Two implications that matter operationally:
1. Keep the org allowlist small and stable (the "approved destinations you trust" set).
2. Keep request allowlists even smaller (the "destinations needed for this one job" set).
If a request includes domains outside the org allowlist, it will error.
### 9) Use `domain_secrets` for authenticated calls (avoid credential leakage)
If an allowed domain needs auth headers, use `domain_secrets` so the model never sees raw credentials.
At runtime, the model sees placeholders (for example, `\$API_KEY`), and a sidecar injects the real values only for approved destinations. This is a strong default any time your agent needs to call a protected API from within a container.
### 10) Use the same APIs in the cloud and locally
You can use both primitives without committing to hosting everything:
- Skills work with hosted shell and local shell mode.
- Shell has a local execution mode where you execute `shell_call` yourself and return `shell_call_output` back to the model.
- If you're using the Agents SDK, you can also plug in your own shell executor.
A practical dev loop looks like:
1. Start local (fast iteration, access to internal tooling, easy debugging).
2. Move to hosted containers when you want repeatability, isolation, and deployment consistency.
3. Keep skills the same across both modes (the workflow stays stable even when execution moves).
## Three build patterns
### Pattern A: Install -> fetch -> write artifact
This is the simplest way to benefit from hosted shell: an agent installs dependencies, fetches external data, and produces a concrete deliverable.
For example:
- Install a couple libraries.
- Scrape or call an API.
- Write a report to `/mnt/data/report.md`.
This pattern is the foundation for real-work agents because it creates a clean review boundary: your app can show the artifact to the user, log it, diff it, or feed it into a later step.
### Pattern B: Skills + shell for repeatable workflows
Once you've built one or two successful shell workflows, you'll notice the next problem: this works, but reliability degrades when prompts drift.
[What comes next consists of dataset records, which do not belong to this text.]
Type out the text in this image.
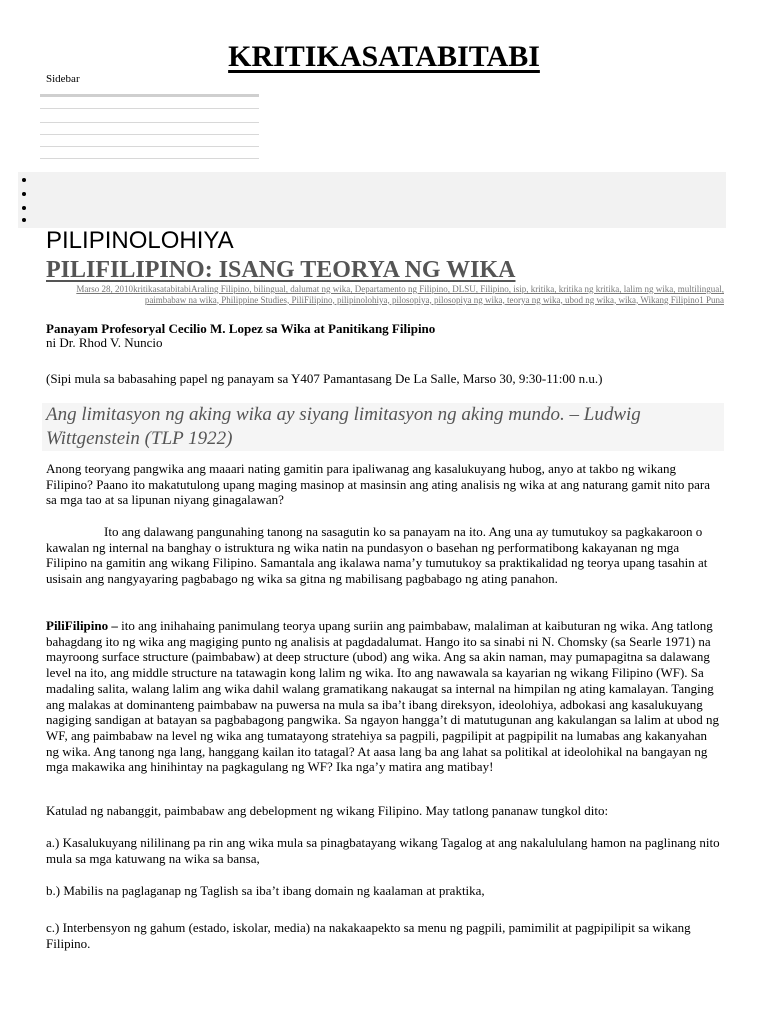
KRITIKASATABITABI
Sidebar
PILIPINOLOHIYA
PILIFILIPINO: ISANG TEORYA NG WIKA
Marso 28, 2010kritikasatabitabiAraling Filipino, bilingual, dalumat ng wika, Departamento ng Filipino, DLSU, Filipino, isip, kritika, kritika ng kritika, lalim ng wika, multilingual, paimbabaw na wika, Philippine Studies, PiliFilipino, pilipinolohiya, pilosopiya, pilosopiya ng wika, teorya ng wika, ubod ng wika, wika, Wikang Filipino1 Puna
Panayam Profesoryal Cecilio M. Lopez sa Wika at Panitikang Filipino
ni Dr. Rhod V. Nuncio
(Sipi mula sa babasahing papel ng panayam sa Y407 Pamantasang De La Salle, Marso 30, 9:30-11:00 n.u.)
Ang limitasyon ng aking wika ay siyang limitasyon ng aking mundo. – Ludwig Wittgenstein (TLP 1922)
Anong teoryang pangwika ang maaari nating gamitin para ipaliwanag ang kasalukuyang hubog, anyo at takbo ng wikang Filipino? Paano ito makatutulong upang maging masinop at masinsin ang ating analisis ng wika at ang naturang gamit nito para sa mga tao at sa lipunan niyang ginagalawan?
Ito ang dalawang pangunahing tanong na sasagutin ko sa panayam na ito. Ang una ay tumutukoy sa pagkakaroon o kawalan ng internal na banghay o istruktura ng wika natin na pundasyon o basehan ng performatibong kakayanan ng mga Filipino na gamitin ang wikang Filipino. Samantala ang ikalawa nama’y tumutukoy sa praktikalidad ng teorya upang tasahin at usisain ang nangyayaring pagbabago ng wika sa gitna ng mabilisang pagbabago ng ating panahon.
PiliFilipino – ito ang inihahaing panimulang teorya upang suriin ang paimbabaw, malaliman at kaibuturan ng wika. Ang tatlong bahagdang ito ng wika ang magiging punto ng analisis at pagdadalumat. Hango ito sa sinabi ni N. Chomsky (sa Searle 1971) na mayroong surface structure (paimbabaw) at deep structure (ubod) ang wika. Ang sa akin naman, may pumapagitna sa dalawang level na ito, ang middle structure na tatawagin kong lalim ng wika. Ito ang nawawala sa kayarian ng wikang Filipino (WF). Sa madaling salita, walang lalim ang wika dahil walang gramatikang nakaugat sa internal na himpilan ng ating kamalayan. Tanging ang malakas at dominanteng paimbabaw na puwersa na mula sa iba’t ibang direksyon, ideolohiya, adbokasi ang kasalukuyang nagiging sandigan at batayan sa pagbabagong pangwika. Sa ngayon hangga’t di matutugunan ang kakulangan sa lalim at ubod ng WF, ang paimbabaw na level ng wika ang tumatayong stratehiya sa pagpili, pagpilipit at pagpipilit na lumabas ang kakanyahan ng wika. Ang tanong nga lang, hanggang kailan ito tatagal? At aasa lang ba ang lahat sa politikal at ideolohikal na bangayan ng mga makawika ang hinihintay na pagkagulang ng WF? Ika nga’y matira ang matibay!
Katulad ng nabanggit, paimbabaw ang debelopment ng wikang Filipino. May tatlong pananaw tungkol dito:
a.) Kasalukuyang nililinang pa rin ang wika mula sa pinagbatayang wikang Tagalog at ang nakalululang hamon na paglinang nito mula sa mga katuwang na wika sa bansa,
b.) Mabilis na paglaganap ng Taglish sa iba’t ibang domain ng kaalaman at praktika,
c.) Interbensyon ng gahum (estado, iskolar, media) na nakakaapekto sa menu ng pagpili, pamimilit at pagpipilipit sa wikang Filipino.
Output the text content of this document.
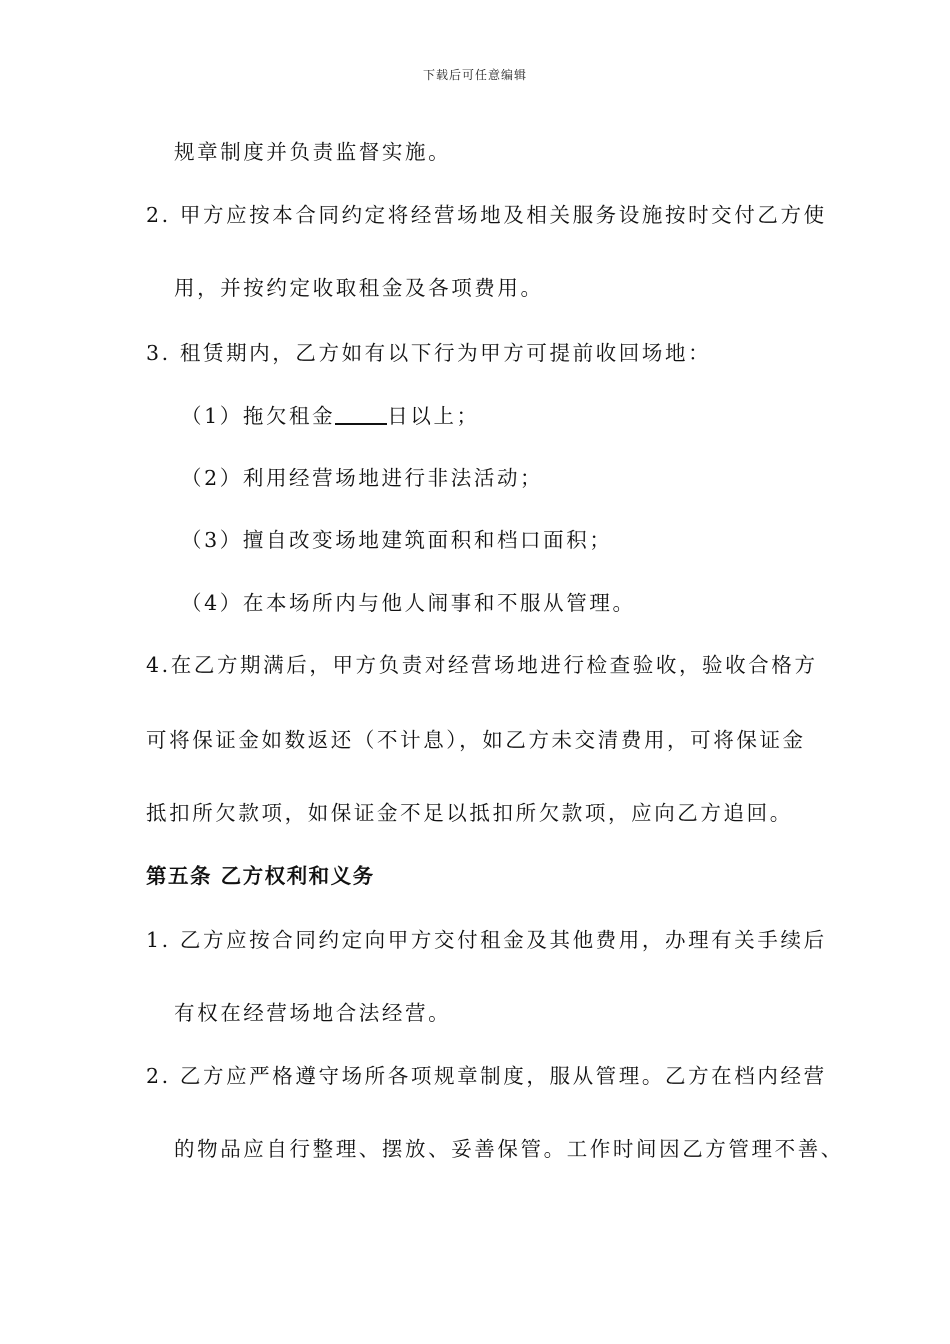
下载后可任意编辑
规章制度并负责监督实施。
2. 甲方应按本合同约定将经营场地及相关服务设施按时交付乙方使
用，并按约定收取租金及各项费用。
3. 租赁期内，乙方如有以下行为甲方可提前收回场地：
（1）拖欠租金	日以上；
（2）利用经营场地进行非法活动；
（3）擅自改变场地建筑面积和档口面积；
（4）在本场所内与他人闹事和不服从管理。
4.在乙方期满后，甲方负责对经营场地进行检查验收，验收合格方
可将保证金如数返还（不计息），如乙方未交清费用，可将保证金
抵扣所欠款项，如保证金不足以抵扣所欠款项，应向乙方追回。
第五条 乙方权利和义务
1. 乙方应按合同约定向甲方交付租金及其他费用，办理有关手续后
有权在经营场地合法经营。
2. 乙方应严格遵守场所各项规章制度，服从管理。乙方在档内经营
的物品应自行整理、摆放、妥善保管。工作时间因乙方管理不善、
That's where skills come in. Here's a durable structure to follow:
1. Encode the workflow (steps, guardrails, templates) in a skill.
2. Mount the skill into your shell environment.
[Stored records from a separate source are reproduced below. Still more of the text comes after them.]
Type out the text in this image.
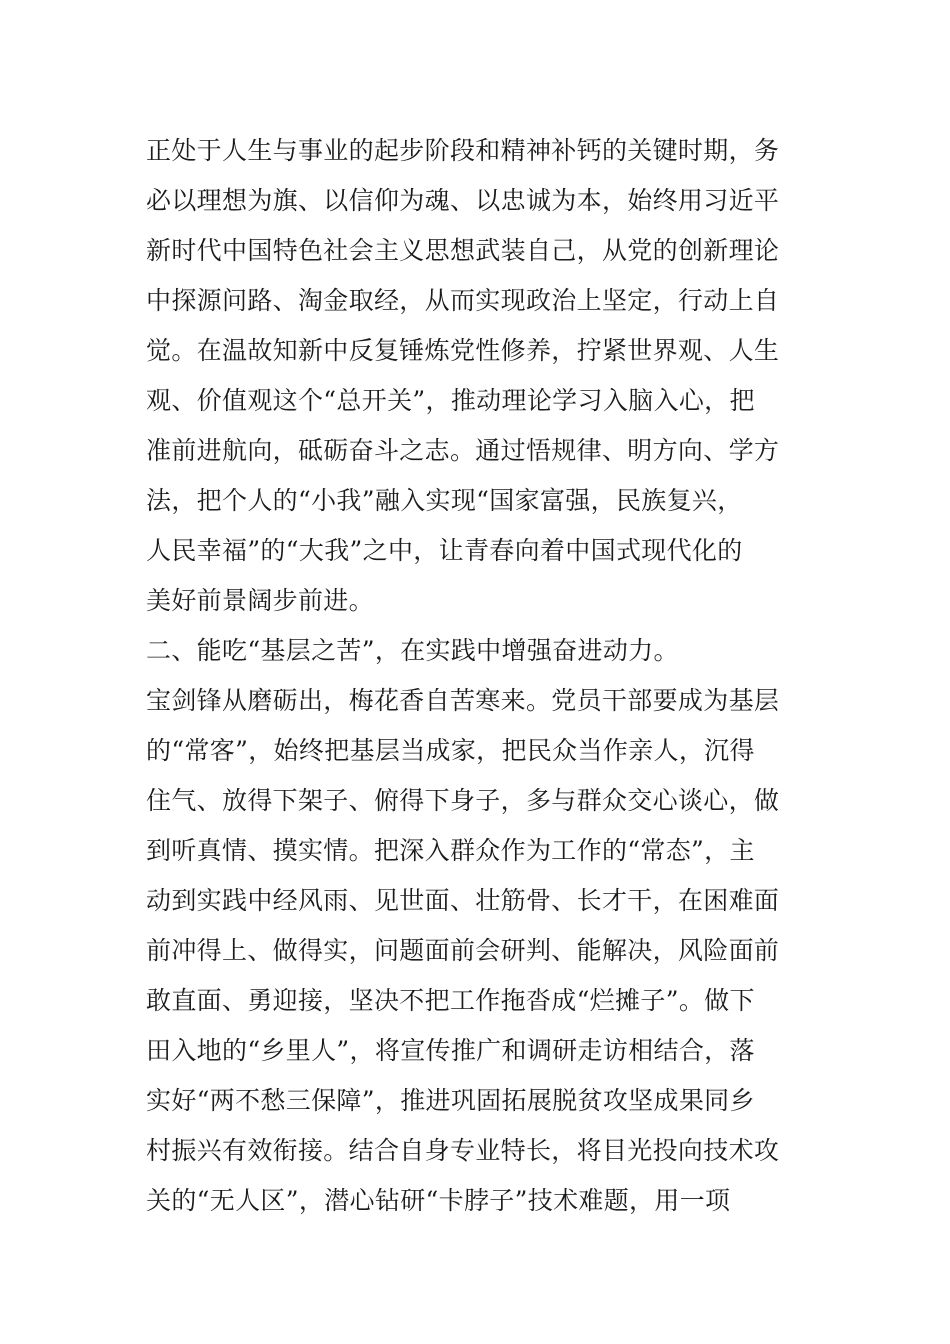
正处于人生与事业的起步阶段和精神补钙的关键时期，务
必以理想为旗、以信仰为魂、以忠诚为本，始终用习近平
新时代中国特色社会主义思想武装自己，从党的创新理论
中探源问路、淘金取经，从而实现政治上坚定，行动上自
觉。在温故知新中反复锤炼党性修养，拧紧世界观、人生
观、价值观这个“总开关”，推动理论学习入脑入心，把
准前进航向，砥砺奋斗之志。通过悟规律、明方向、学方
法，把个人的“小我”融入实现“国家富强，民族复兴，
人民幸福”的“大我”之中，让青春向着中国式现代化的
美好前景阔步前进。
二、能吃“基层之苦”，在实践中增强奋进动力。
宝剑锋从磨砺出，梅花香自苦寒来。党员干部要成为基层
的“常客”，始终把基层当成家，把民众当作亲人，沉得
住气、放得下架子、俯得下身子，多与群众交心谈心，做
到听真情、摸实情。把深入群众作为工作的“常态”，主
动到实践中经风雨、见世面、壮筋骨、长才干，在困难面
前冲得上、做得实，问题面前会研判、能解决，风险面前
敢直面、勇迎接，坚决不把工作拖沓成“烂摊子”。做下
田入地的“乡里人”，将宣传推广和调研走访相结合，落
实好“两不愁三保障”，推进巩固拓展脱贫攻坚成果同乡
村振兴有效衔接。结合自身专业特长，将目光投向技术攻
关的“无人区”，潜心钻研“卡脖子”技术难题，用一项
3. Have the agent follow the skill to produce artifacts deterministically.
This is particularly effective for workflows like:
- Spreadsheet analysis or editing.
- Dataset cleaning plus summary generation.
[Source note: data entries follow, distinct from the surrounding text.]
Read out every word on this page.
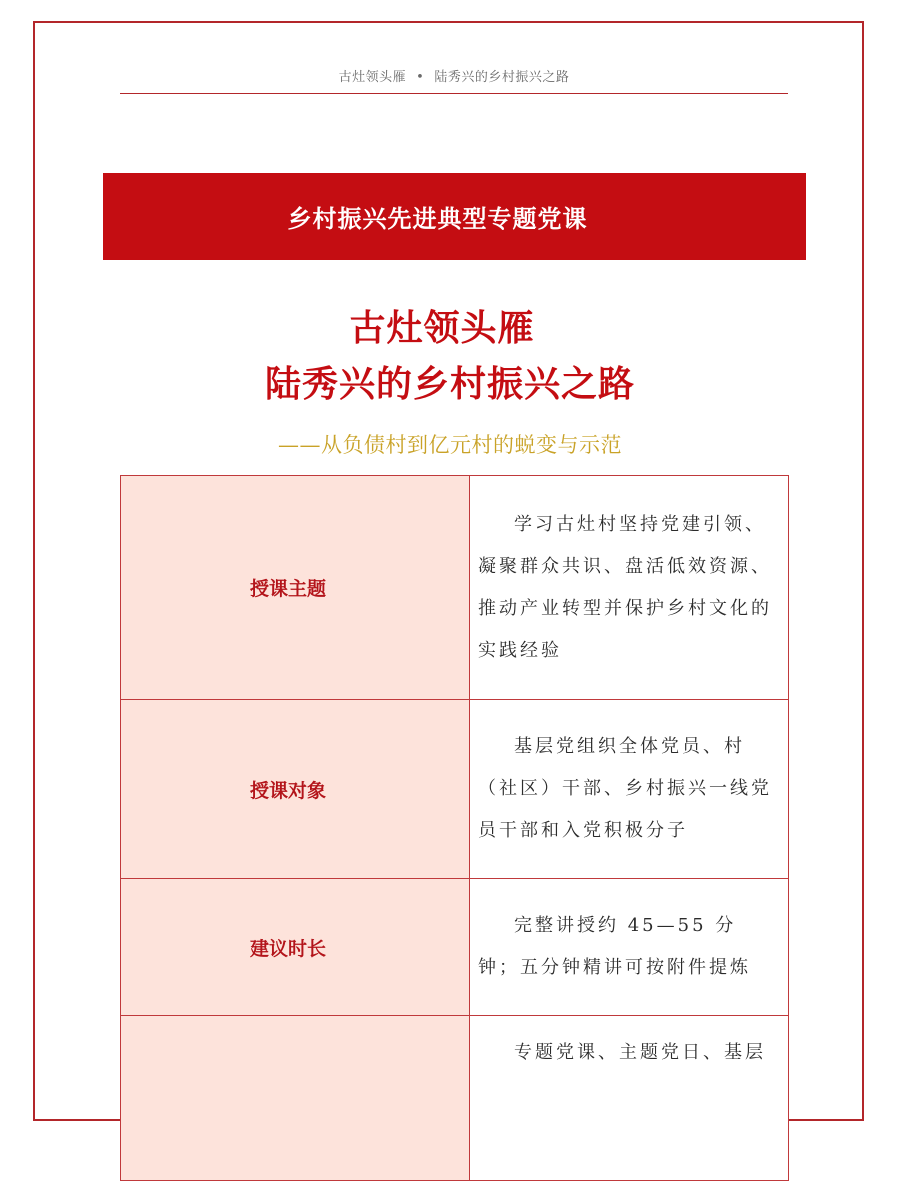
古灶领头雁 • 陆秀兴的乡村振兴之路
乡村振兴先进典型专题党课
古灶领头雁
陆秀兴的乡村振兴之路
——从负债村到亿元村的蜕变与示范
授课主题	学习古灶村坚持党建引领、凝聚群众共识、盘活低效资源、推动产业转型并保护乡村文化的实践经验
授课对象	基层党组织全体党员、村（社区）干部、乡村振兴一线党员干部和入党积极分子
建议时长	完整讲授约 45—55 分钟；五分钟精讲可按附件提炼
	专题党课、主题党日、基层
- Standardized report generation for recurring business processes.
### Pattern C (advanced): Skills as enterprise workflow carriers
One early pattern we've seen is a loss of accuracy in the gap between single tool invocation and multi-tool orchestration. Skills can close that gap by making tool reasoning more procedural without bloating system prompts.
A concrete example from Glean:
- A Salesforce-oriented skill increased eval accuracy from **73% -> 85%** and reduced **time-to-first-token** by **18.1%**.
- Practical tactics included careful routing, negative examples, and embedding templates/examples inside the skill.
- Glean also uses skills to encode recurring tasks within enterprise workflows, including account planning, escalation triage, and brand-aligned content generation.
This is the shape of where things get powerful. Skills become living SOPs (standard operating procedures): updated as your org evolves, and executed consistently by agents.
## Build once, run anywhere
Long-running agents get dramatically more useful when they can both follow procedures and do real work on a computer. Skills, hosted shell, and compaction create that foundation. To recap:
- Use skills to encode the how (procedures, templates, guardrails).
- Use shell to execute the do (install, run, write artifacts).
- Use compaction to keep long runs coherent (without hand-managing context).
- Start locally when you're iterating quickly.
- Move to hosted containers when you want repeatable, isolated execution.
- Keep networking locked down with org-level and request-level allowlists, and use domain secrets for authenticated calls.